K-Center Clustering
Definition
K-center Clustering is a type of clustering based on an combinatorial optimization methods. It clusters a set of points so as to minimize the maximum intercluster distance.
How it works
An example K-center Clustering problem is to mimimize the number of points in a set that are necessary so that a every other point in the set is within some fixed distance of those points. For instance, given n cities with specified distances, one wants to build k warehouses in different cities and minimize the maximum distance of a city to a warehouse.
Considerations
- Scalability: Exact solutions are NP-hard. However, algorithms that have been proven effective and create no more than 2x the optimal set of clusters can run in O(kn) proportional to k*n where k is the minimum number of clusters and n is the number of data points being clustered.
Key Test Considerations
Unsupervised Learning:
- Number of Clusters: The Gonzalez (Gon) algorithm guarantees creating no more than twice the optimal number of clusters, where the optimal number is the minimum number of clusters to minimize total distance between representative points in the clusters [1].
Cluster Analysis:
Rand Index and Adjusted Rand Index: Given ground truth set of class labels for the data, the Rand Index is a measure of the similarity between two data clusterings.
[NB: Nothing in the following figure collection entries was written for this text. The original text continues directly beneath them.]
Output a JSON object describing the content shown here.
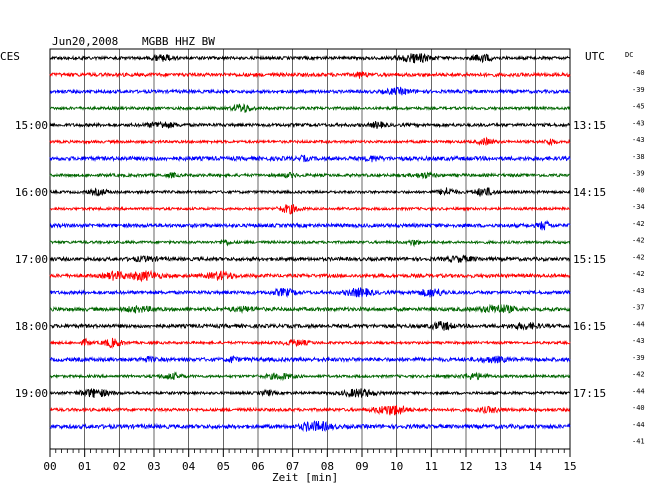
{
  "header": {
    "date": "Jun20,2008",
    "station": "MGBB HHZ BW",
    "left_tz": "CES",
    "right_tz": "UTC",
    "dc_label": "DC"
  },
  "chart_data": {
    "type": "line",
    "title": "Jun20,2008   MGBB HHZ BW",
    "xlabel": "Zeit [min]",
    "xlim": [
      0,
      15
    ],
    "x_ticks": [
      "00",
      "01",
      "02",
      "03",
      "04",
      "05",
      "06",
      "07",
      "08",
      "09",
      "10",
      "11",
      "12",
      "13",
      "14",
      "15"
    ],
    "left_hour_labels": [
      "15:00",
      "16:00",
      "17:00",
      "18:00",
      "19:00"
    ],
    "right_hour_labels": [
      "13:15",
      "14:15",
      "15:15",
      "16:15",
      "17:15"
    ],
    "dc_offsets": [
      "-40",
      "-39",
      "-45",
      "-43",
      "-43",
      "-38",
      "-39",
      "-40",
      "-34",
      "-42",
      "-42",
      "-42",
      "-42",
      "-43",
      "-37",
      "-44",
      "-43",
      "-39",
      "-42",
      "-44",
      "-40",
      "-44",
      "-41"
    ],
    "trace_colors": [
      "#000000",
      "#ff0000",
      "#0000ff",
      "#006600"
    ],
    "trace_count": 23,
    "trace_interval_min": 15,
    "grid": true
  }
}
The Rand Index is the accuracy of determining if a link belongs within a cluster or not. A form of the Rand Index may be defined that is adjusted for the chance grouping of elements, this is the Adjusted Rand Index [5].
Adjusted Mutual Information: Given ground truth set of class labels for the data, Adjusted Mutual Information corrects the effect of agreement solely due to chance between clusterings, similar to the way the Adjusted Rand Index corrects the Rand Index [6].
Connection-based Clustering:
Choice of Distance Metric: The outcome can vary significantly depending on the chosen distance metric (e.g., Euclidean, Manhattan).
Sensitivity: Connection-based method can be sensitive to outliers, which might affect the quality of the clusters formed.
K-center Clustering:
Silhouette Score: The silhouette score refers to a scoring method that helps validate the consistency between clusters of data. The evaluation technique also produces a concise graphical representation of how well each object appear to have been classified. It is suited to K-centric Clustering in that it also works for different metric spaces.
Distance Metric: The distance measure must be a true metric (see [2]). Differences in the metric chosen may (e.g., Euclidean,a Manhattan) affect results significantly.
Sensitivity: Greedy implementations may be sensitive to outliers.
Platforms, Tools, or Libraries
N/A. Note that this algorithm is relatively simple and so it is usually implemented from scratch by those incorporating this algorithm into a system.
References
Gonzalez, T.F. (1985). Clustering to Minimize the Maximum Intercluster Distance. Theor. Comput. Sci., 38, 293-306. Link.
Weisstein, Eric W. (n.d.). "Metric." From MathWorld--A Wolfram Web Resource. Link.
Wikipedia. (8 Aug 2023). Metric k-center Link.
Wikipedia. (14 Aug 2023). Vertex k-center problem. Link.
Wikipedia. (n.d.). Rand Index. Link.
Wikipedia. (n.d.). Adjusted Mutual Information. Link.
Wikipedia. (1 Aug 2023). Silhouette (clustering). Link.